A) CONSERVATION OF ENERGY:

The Company continues its policy of encouraging energy conservation measures. The regular review of energy consumption and the systems installed to control utilization of energy is undertaken.

B) RESEARCH &DEVELOPMENT ACTIVITIES:

The Company has its own R&D center. The R&D centre follows stringent guidelines based on Good Laboratory Practices and is well equipped with the latest equipment in particle size analysis, gas chromatography, high-performance liquid chromatography, dissolution testing, stability chambers and lab-scale manufacturing machines.

C) FOREIGN EXCHANGE EARNINGS & OUTGO: ( In Lacs)
2016-2017 2015-2016
a. Foreign Exchange Earned 1077.25 2368.33
b. Foreign Exchange Used 40.75 54.69

RELATED PARTY TRANSACTIONS/CONTRACTS:

The Company has implemented a Related Party Transactions policy for the purposes of identification and monitoring of such transactions. The policy on related party transactions is uploaded on the Companys website.

All related party transactions are placed before the Audit Committee for approval. Prior omnibus approval of the Audit Committee is obtained on an annual basis which is reviewed and updated on quarterly basis.

Pursuant to the Section 134(3) (h) of the Companies Act, 2013 and Rule 8(2) of the Companies (Accounts) Rules, 2014, the particulars of contract or arrangement entered into by the Company with related parties referred to in Section 188(1), but during the financial year no such transactions happened, hence no annexure attached separately.

The details of such related party transactions are available in the Notes to the Standalone financial statements section of the Annual Report.

PARTICULARS OF LOANS, GUARANTEES OR INVESTMENTS:

Loans, Guarantees and Investments covered under section 186 of the Companies Act, 2013 form part of the notes to the financial statements provided in this Annual Report.

HUMAN RESOURCES MANAGEMENT:

We take this opportunity to thank employees at all levels for their dedicated service and contribution made towards the growth of the company. The relationship with the workers of the Companys manufacturing units and other staff has continued to be cordial.

To ensure good human resources management at the company, we focus on all aspects of the employee lifecycle.
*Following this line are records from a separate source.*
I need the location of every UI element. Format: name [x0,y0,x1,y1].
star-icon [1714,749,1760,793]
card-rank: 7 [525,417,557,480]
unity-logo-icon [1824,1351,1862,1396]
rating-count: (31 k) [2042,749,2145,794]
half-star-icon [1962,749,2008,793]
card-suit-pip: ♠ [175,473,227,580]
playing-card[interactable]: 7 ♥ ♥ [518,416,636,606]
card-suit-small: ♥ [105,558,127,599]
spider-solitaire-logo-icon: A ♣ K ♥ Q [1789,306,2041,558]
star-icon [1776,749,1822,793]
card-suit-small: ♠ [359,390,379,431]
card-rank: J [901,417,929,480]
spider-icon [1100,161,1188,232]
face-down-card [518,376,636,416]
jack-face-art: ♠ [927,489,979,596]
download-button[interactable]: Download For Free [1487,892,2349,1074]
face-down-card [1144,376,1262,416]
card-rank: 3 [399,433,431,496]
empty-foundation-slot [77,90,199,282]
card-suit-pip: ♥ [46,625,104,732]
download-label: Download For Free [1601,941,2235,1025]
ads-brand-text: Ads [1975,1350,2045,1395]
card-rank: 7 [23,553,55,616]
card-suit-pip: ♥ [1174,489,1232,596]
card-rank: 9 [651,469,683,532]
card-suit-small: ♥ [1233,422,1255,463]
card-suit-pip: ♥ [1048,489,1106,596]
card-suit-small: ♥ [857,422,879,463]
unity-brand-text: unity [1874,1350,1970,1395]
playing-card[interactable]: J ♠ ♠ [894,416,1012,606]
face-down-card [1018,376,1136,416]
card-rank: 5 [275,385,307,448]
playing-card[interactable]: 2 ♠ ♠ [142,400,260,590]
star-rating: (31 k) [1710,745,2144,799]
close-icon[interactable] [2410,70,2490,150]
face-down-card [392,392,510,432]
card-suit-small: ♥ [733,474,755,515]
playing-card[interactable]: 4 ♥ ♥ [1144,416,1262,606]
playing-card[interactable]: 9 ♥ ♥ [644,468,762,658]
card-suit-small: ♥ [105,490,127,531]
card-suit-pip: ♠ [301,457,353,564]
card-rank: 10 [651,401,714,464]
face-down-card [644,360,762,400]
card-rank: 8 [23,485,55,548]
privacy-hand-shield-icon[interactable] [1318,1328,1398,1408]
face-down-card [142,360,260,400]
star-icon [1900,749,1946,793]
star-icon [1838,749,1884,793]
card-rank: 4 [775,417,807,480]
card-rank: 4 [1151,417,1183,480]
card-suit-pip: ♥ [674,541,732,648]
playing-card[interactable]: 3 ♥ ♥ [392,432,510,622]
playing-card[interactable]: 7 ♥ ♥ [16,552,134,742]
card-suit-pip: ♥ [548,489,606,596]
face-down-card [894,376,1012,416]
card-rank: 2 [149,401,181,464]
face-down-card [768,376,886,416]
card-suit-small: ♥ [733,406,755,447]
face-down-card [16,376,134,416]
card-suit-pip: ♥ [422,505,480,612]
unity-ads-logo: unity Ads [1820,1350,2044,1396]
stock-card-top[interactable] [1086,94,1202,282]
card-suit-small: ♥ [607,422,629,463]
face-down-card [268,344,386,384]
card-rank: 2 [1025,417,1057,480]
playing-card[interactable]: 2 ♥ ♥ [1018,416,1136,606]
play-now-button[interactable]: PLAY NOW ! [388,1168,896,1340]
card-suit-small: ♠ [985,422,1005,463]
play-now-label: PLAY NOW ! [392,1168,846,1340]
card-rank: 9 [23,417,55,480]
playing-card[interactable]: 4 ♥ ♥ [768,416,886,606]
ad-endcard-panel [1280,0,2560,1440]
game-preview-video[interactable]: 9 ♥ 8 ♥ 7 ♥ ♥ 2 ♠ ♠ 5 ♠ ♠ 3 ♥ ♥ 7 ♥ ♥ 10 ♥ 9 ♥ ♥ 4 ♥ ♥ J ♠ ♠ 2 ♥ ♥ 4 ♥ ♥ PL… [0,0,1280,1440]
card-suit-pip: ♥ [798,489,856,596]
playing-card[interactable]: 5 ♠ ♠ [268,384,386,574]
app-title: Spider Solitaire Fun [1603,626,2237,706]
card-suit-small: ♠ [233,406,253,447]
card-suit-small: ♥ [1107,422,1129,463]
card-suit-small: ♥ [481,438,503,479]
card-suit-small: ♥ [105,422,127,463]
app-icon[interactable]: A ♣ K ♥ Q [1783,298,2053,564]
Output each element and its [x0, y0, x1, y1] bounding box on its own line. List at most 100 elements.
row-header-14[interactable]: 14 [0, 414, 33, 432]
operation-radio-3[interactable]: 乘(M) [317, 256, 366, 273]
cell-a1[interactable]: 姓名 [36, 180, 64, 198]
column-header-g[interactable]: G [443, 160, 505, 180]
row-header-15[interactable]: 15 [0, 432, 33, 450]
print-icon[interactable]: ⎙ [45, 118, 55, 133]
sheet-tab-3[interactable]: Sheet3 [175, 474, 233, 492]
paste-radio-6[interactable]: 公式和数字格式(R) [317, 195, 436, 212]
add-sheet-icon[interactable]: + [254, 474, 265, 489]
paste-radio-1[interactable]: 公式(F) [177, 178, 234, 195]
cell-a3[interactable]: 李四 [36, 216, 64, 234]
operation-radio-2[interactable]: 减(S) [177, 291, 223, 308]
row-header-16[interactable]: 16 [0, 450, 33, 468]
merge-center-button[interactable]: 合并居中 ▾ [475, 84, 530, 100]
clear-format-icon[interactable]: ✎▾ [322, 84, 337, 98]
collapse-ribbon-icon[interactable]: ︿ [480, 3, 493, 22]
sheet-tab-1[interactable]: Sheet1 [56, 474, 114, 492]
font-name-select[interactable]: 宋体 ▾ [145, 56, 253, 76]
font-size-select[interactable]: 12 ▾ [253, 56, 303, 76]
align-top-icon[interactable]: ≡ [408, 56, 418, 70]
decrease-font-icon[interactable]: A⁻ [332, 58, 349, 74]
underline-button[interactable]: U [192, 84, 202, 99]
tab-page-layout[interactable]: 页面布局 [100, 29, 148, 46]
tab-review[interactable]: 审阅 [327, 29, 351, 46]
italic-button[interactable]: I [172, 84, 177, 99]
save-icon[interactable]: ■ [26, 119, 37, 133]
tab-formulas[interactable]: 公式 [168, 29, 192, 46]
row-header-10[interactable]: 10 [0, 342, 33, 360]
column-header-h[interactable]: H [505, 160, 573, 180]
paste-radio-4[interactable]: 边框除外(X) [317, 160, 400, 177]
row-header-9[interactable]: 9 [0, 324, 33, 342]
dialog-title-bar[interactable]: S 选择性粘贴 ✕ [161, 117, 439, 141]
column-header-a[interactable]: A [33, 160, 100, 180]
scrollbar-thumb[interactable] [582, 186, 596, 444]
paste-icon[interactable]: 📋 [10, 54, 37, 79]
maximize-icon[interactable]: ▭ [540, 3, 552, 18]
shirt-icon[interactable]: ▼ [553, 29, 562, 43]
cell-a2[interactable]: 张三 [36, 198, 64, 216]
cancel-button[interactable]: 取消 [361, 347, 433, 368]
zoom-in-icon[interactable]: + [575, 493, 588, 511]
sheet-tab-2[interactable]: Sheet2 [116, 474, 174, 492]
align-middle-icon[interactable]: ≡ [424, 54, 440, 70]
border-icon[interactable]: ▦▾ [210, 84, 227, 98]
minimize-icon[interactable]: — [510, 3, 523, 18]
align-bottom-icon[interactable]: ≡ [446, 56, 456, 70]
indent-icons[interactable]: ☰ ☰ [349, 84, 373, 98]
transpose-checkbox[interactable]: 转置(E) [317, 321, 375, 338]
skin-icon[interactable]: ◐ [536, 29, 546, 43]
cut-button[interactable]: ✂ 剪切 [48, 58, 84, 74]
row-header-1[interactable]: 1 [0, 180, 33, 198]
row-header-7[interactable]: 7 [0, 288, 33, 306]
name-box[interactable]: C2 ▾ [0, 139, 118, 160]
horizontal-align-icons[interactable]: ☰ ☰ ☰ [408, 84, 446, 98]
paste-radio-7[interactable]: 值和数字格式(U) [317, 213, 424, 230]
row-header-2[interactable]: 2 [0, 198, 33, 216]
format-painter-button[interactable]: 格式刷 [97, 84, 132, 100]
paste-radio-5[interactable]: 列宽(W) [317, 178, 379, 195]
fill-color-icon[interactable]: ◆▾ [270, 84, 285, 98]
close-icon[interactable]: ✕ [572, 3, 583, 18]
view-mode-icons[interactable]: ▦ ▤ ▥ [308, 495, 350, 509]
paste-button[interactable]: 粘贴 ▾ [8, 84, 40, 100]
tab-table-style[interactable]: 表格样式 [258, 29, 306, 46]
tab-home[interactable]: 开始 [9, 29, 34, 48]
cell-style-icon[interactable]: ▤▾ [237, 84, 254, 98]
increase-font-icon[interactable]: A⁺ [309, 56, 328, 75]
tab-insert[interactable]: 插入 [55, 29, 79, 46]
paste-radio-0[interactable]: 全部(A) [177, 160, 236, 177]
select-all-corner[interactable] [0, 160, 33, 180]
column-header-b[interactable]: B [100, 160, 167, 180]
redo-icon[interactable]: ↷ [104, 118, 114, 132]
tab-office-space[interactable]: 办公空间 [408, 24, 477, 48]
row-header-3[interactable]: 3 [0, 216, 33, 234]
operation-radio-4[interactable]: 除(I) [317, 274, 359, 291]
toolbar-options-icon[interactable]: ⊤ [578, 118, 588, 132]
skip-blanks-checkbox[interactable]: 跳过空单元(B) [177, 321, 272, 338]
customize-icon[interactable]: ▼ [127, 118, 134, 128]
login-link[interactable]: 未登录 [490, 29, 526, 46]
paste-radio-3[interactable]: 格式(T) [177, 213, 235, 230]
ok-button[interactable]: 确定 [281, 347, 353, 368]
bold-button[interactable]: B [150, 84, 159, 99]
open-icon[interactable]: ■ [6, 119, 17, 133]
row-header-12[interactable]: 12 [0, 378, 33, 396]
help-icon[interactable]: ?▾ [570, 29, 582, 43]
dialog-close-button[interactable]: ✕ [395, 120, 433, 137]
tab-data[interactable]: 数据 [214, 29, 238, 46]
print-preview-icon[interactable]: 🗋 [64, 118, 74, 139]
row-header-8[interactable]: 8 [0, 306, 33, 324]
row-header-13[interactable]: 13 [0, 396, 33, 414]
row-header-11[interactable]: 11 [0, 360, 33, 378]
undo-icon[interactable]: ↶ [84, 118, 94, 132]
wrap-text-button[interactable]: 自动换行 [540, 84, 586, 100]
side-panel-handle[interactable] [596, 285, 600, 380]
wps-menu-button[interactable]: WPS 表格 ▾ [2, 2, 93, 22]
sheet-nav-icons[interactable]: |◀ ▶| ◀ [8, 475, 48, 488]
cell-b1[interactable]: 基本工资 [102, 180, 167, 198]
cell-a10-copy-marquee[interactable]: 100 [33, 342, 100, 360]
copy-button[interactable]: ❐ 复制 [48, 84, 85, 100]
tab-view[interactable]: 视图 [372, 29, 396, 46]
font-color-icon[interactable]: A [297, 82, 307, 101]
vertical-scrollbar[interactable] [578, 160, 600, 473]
During their tenure at the Company, employees are motivated through various skill-development, engagement and volunteering programs.

As per provisions of Section 197(12) of the Companies Act, 2013, read with Rule 5(1) of the Companies (Appointment and Remuneration of Managerial Personnel) Rules, 2014, during the financial year no such payment made to either any executive directors or senior level employees as per aforesaid section, hence no annexure attached.

In terms of Section 197(12) of the Companies Act, 2013, read with Rule 5(2) and 5(3) of the Companies (Appointment and Remuneration of Managerial Personnel) Rules, 2014, no employee(s) drawing remuneration in excess of limits set out in said rules forms part of the annual report.

EXTRACT OF ANNUAL RETURNS:

Pursuant to the Section 134(3) (a) of the Companies Act, 2013, the details forming part of the extract of the Annual Return is Form MGT-9.

CORPORATE GOVERNANCE:

A Report on Corporate Governance along with a Certificate from M/s. Ramesh Mishra, regarding compliance with the conditions of Corporate Governance as stipulated under Clause 49 of the Listing Agreement with Stock Exchange read with the relevant provisions of SEBI (Listing Obligations and Disclosures Requirements) Regulations, 2015 forms part of this Report and Annexure-VI to this Boards Report.

INSURANCE OF ASSETS:

All the fixed assets, finished goods, semi-finished goods, raw material, packing material and goods of the company lying at different locations have been insured against fire and allied risks.

BANK AND FINANCIAL INSTITUTIONS:

Directors are thankful to their bankers for their continued support to the company.

ACKNOWLEDGMENTS:

Your Directors convey their sincere thanks to the Government, Banks, Shareholders and customers for their continued support extended to the company at all times.

The Directors further express their deep appreciation to all employees for commendable teamwork, high degree of professionalism and enthusiastic effort displayed by them during the year.